Abstract

Cardiolipin (CDL), a negatively-charged lipid found primarily in bacterial and mitochondrial membranes, is believed to play a major role in membrane morphology, some hereditary heart diseases, as well as acting as a proton reservoir in the inner mitochondrial membrane. CDL has been shown to regulate many integral membrane proteins involved in bioenergetics, often binding with nanomolar affinity. In this study we incorporate CDL into the Highly Mobile Membrane Mimetic (HMMM), a membrane model consisting of lipid head groups partitioned by an organic solvent mimicking hydrophobic acyl tails, which allows for fast lipid diffusion, nanosecond spontaneous membrane insertion of proteins, and providing atomistic sampling of CDL-protein interactions, which gives rise to the identification of potential CDL binding residues. As an application, we chose CLC chloride transporter (CLC-ec1), an integral membrane protein involved in maintaining proton gradients, which initial experimental results show that CDL increases CLC-ec1 activity, likely due to CDLs ability to act as a proton reservoir. The increased lipid diffusion and sampling of CDL containing HMMM membranes aided in determining potential binding sites for ClC Chloride transporter.
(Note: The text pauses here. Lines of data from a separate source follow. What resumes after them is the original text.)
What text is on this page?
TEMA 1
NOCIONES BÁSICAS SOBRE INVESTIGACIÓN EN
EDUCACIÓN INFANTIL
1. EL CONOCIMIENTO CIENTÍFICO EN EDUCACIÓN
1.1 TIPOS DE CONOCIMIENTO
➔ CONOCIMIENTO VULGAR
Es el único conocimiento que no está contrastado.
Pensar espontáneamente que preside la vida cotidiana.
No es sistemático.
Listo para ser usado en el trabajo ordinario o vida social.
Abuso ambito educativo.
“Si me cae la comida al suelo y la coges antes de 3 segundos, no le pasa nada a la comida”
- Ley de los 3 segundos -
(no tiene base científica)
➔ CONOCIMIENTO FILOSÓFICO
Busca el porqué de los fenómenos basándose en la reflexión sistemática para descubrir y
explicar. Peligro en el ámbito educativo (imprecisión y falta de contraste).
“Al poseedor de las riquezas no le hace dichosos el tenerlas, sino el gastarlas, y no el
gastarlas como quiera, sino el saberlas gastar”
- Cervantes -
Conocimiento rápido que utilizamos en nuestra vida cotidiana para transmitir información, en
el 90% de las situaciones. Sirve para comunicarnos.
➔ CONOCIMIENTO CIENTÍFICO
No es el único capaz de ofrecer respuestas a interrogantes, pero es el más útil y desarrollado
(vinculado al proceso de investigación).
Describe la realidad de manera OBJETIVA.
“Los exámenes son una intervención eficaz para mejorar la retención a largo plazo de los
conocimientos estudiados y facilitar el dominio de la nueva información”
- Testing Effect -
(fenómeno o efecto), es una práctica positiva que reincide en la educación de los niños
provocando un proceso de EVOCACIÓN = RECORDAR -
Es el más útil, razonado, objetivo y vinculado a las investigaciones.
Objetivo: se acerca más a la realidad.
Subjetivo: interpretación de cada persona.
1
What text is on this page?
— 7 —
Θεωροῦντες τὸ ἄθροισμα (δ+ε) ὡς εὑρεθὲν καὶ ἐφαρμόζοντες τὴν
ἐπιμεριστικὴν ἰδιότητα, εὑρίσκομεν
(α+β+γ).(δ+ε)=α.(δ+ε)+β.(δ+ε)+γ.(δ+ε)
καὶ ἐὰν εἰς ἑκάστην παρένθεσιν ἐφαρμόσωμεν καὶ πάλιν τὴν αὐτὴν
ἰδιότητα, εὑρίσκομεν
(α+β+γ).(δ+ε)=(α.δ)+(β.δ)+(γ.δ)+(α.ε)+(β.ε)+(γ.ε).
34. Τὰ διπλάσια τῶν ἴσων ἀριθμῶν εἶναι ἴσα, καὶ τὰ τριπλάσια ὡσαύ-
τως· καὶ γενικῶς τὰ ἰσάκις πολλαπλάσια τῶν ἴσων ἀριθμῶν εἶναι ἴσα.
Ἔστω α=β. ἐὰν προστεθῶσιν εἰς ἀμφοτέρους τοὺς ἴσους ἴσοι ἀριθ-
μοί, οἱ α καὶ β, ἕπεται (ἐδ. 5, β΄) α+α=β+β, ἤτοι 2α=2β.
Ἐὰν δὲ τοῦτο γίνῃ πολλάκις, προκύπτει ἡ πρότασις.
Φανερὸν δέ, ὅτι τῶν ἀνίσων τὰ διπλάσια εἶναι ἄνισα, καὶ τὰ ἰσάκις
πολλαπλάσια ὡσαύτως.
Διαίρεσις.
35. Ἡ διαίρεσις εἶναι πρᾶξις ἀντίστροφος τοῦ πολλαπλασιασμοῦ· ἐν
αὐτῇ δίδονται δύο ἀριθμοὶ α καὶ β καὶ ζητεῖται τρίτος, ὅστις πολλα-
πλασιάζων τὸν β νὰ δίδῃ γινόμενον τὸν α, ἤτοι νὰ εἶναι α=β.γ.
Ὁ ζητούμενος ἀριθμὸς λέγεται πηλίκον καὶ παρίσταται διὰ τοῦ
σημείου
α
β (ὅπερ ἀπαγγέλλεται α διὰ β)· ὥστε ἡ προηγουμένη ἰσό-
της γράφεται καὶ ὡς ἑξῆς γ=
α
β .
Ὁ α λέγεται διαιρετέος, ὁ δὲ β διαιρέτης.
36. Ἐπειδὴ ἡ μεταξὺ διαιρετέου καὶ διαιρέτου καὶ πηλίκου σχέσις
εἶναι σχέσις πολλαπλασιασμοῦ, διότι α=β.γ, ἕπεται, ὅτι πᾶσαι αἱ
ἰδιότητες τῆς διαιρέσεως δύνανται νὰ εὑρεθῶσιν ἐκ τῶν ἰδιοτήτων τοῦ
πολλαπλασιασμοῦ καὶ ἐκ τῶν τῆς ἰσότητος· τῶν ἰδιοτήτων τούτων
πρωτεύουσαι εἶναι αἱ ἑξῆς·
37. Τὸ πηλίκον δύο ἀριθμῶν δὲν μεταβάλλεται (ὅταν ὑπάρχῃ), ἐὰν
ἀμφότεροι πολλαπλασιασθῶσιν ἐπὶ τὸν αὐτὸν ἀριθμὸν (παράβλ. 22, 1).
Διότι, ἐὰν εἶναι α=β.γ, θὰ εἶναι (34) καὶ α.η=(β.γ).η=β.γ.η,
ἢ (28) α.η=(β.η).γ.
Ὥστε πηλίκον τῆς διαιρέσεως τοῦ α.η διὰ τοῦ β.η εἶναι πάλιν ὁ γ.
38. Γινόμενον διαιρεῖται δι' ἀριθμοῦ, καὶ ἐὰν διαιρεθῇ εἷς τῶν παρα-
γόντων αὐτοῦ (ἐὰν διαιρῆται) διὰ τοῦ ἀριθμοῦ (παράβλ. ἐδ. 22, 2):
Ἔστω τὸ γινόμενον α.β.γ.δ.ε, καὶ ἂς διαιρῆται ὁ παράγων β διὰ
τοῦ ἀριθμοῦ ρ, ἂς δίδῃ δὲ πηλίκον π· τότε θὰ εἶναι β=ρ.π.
Incorporating CDL into the HMMM model involved applying harmonic restraints to each carbonyl carbon for each tail to maintain membrane thickness, as well as applying RMSD based collective variable restraints on ClC-ec1. Using ten one-hundred nanosecond HMMM simulations of CLC-ec1 embedded into a 80:20 POPE:CDL membrane, interactions between CDL and protein residues were measured. The overall microsecond simulation time, together with the enhanced dynamics offered by the HMMM membrane, provided a large sample size, which led to narrowing down the potential CDL binding sites to two sites, each stabilized by two basic side chains, thus expediting and guiding ClC-ec1 mutagenesis studies.